Added to the voices of the local residents and the others were a series of resolutions from the territorial government of Utah. The territorial assembly felt that Utah already had too many Indians within its boundaries and should not have to be subjected to the increased burden of more.

Finally, after reviewing the entire matter very carefully, the commissioner of Indian Affairs in the Harrison administration, T. J. Morgan, felt that the Indians would be better off on allotments on their present reservation. He noted that the irrigation system for farming had been developed and that a few of the Utes were already trying their hand at crop raising. He also noted that a review of the minutes of the negotiations indicated that the proposed move did not fairly represent the desires of the Utes.

The composite voice of these various groups to Congress all helped to defeat the proposed removal bill. The people of Colorado did not give up without a fight, however, as a removal bill was introduced into either or both houses of Congress during each session for the next five years.

The solution to the Southern Ute question came in the form of a bill introduced into Congress by Andrew J. Hunter of Illinois, who was also a member of the House Committee on Indian Affairs. On April 23, 1894, he asked for the allotment of lands to the Southern Utes on their present reservation, the opening of the unallotted lands to white settlers, and the voiding of the 1880 Ute agreement, which called for the moving of the Utes to the La Plata River. The bill passed, and by 1899 the Utes had been allotted their land and the reservation was opened for settlement. However, all did not go as planned. Ignacio and the Weeminuche band of Utes refused to have anything to do with the allotment process, forcing the western end of the reservation to be reserved for them as land held in common.

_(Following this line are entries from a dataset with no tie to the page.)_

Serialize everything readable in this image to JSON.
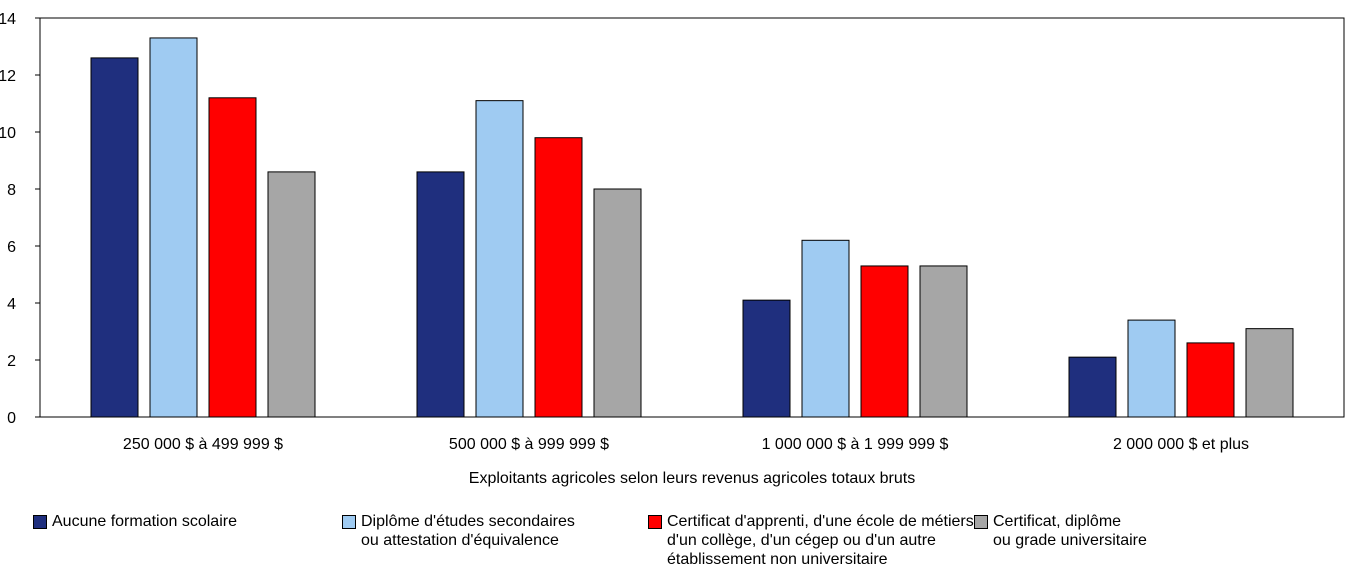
{
  "chart_data": {
    "type": "bar",
    "categories": [
      "250 000 $ à 499 999 $",
      "500 000 $ à 999 999 $",
      "1 000 000 $ à 1 999 999 $",
      "2 000 000 $ et plus"
    ],
    "series": [
      {
        "name": "Aucune formation scolaire",
        "color": "#1f2f7e",
        "values": [
          12.6,
          8.6,
          4.1,
          2.1
        ]
      },
      {
        "name": "Diplôme d'études secondaires\nou attestation d'équivalence",
        "color": "#9fcbf2",
        "values": [
          13.3,
          11.1,
          6.2,
          3.4
        ]
      },
      {
        "name": "Certificat d'apprenti, d'une école de métiers,\nd'un collège, d'un cégep ou d'un autre\nétablissement non universitaire",
        "color": "#ff0000",
        "values": [
          11.2,
          9.8,
          5.3,
          2.6
        ]
      },
      {
        "name": "Certificat, diplôme\nou grade universitaire",
        "color": "#a6a6a6",
        "values": [
          8.6,
          8.0,
          5.3,
          3.1
        ]
      }
    ],
    "title": "",
    "xlabel": "Exploitants agricoles selon leurs revenus agricoles totaux bruts",
    "ylabel": "",
    "ylim": [
      0,
      14
    ],
    "yticks": [
      "0",
      "2",
      "4",
      "6",
      "8",
      "10",
      "12",
      "14"
    ],
    "grid": false,
    "legend_position": "bottom"
  }
}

Today, this area is called the Ute Mountain Ute reservation, with tribal headquarters located at Towaoc, Colorado. One member of that tribal council represents the only evidence of a Ute reservation in southeastern Utah, the White Mesa Utes, located just south of Blanding. These people had earlier held land in Allen Canyon and were moved to their present location by the government during the 1940s and 1950s.

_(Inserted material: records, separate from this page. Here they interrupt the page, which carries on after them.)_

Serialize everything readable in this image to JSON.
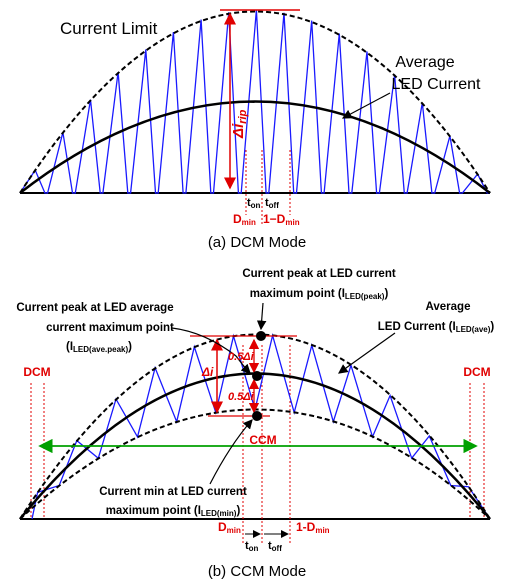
{
  "dcm": {
    "current_limit": "Current Limit",
    "avg_line1": "Average",
    "avg_line2": "LED Current",
    "delta_i": "Δi",
    "delta_i_sub": "rip",
    "t_on": "t",
    "t_on_sub": "on",
    "t_off": "t",
    "t_off_sub": "off",
    "d_min": "D",
    "d_min_sub": "min",
    "one_minus_d": "1−D",
    "one_minus_d_sub": "min",
    "caption": "(a) DCM Mode"
  },
  "ccm": {
    "peak_line1": "Current peak at LED current",
    "peak_line2": "maximum point (I",
    "peak_line2_sub": "LED(peak)",
    "peak_line2_end": ")",
    "avepeak_line1": "Current peak at LED average",
    "avepeak_line2": "current maximum point",
    "avepeak_line3": "(I",
    "avepeak_line3_sub": "LED(ave.peak)",
    "avepeak_line3_end": ")",
    "avg_line1": "Average",
    "avg_line2": "LED Current (I",
    "avg_line2_sub": "LED(ave)",
    "avg_line2_end": ")",
    "half_delta_top": "0.5Δi",
    "half_delta_bottom": "0.5Δi",
    "delta_i": "Δi",
    "dcm_left": "DCM",
    "dcm_right": "DCM",
    "ccm_label": "CCM",
    "min_line1": "Current min at LED current",
    "min_line2": "maximum point (I",
    "min_line2_sub": "LED(min)",
    "min_line2_end": ")",
    "d_min": "D",
    "d_min_sub": "min",
    "one_minus_d": "1-D",
    "one_minus_d_sub": "min",
    "t_on": "t",
    "t_on_sub": "on",
    "t_off": "t",
    "t_off_sub": "off",
    "caption": "(b) CCM Mode"
  },
  "colors": {
    "waveform": "#1a1aff",
    "annotation": "#e00000",
    "range": "#00a000",
    "envelope": "#000000"
  }
}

In conclusion, a review of the events leading to the attempted removal of the Southern Utes from Colorado represented a striking shift in national Indian policy for the 1880s. That an attempt was made to exchange a reservation of roughly one million acres for one of nearly three million acres severely violated the intent and meaning of the General Allotment Act of 1887. In the end, a land-hungry nation was not about to let this type of transaction take place, despite the political power of the people of the state of Colorado. During the 1890s national sentiment moved more towards leaving the Southern Utes in Colorado and providing them with the means of becoming Jeffersonian agrarians. One point seems certain. Had this area been legislated a Southern Ute reservation in 1889 or 1890, the history of San Juan County, Utah, would have been much different during the twentieth century.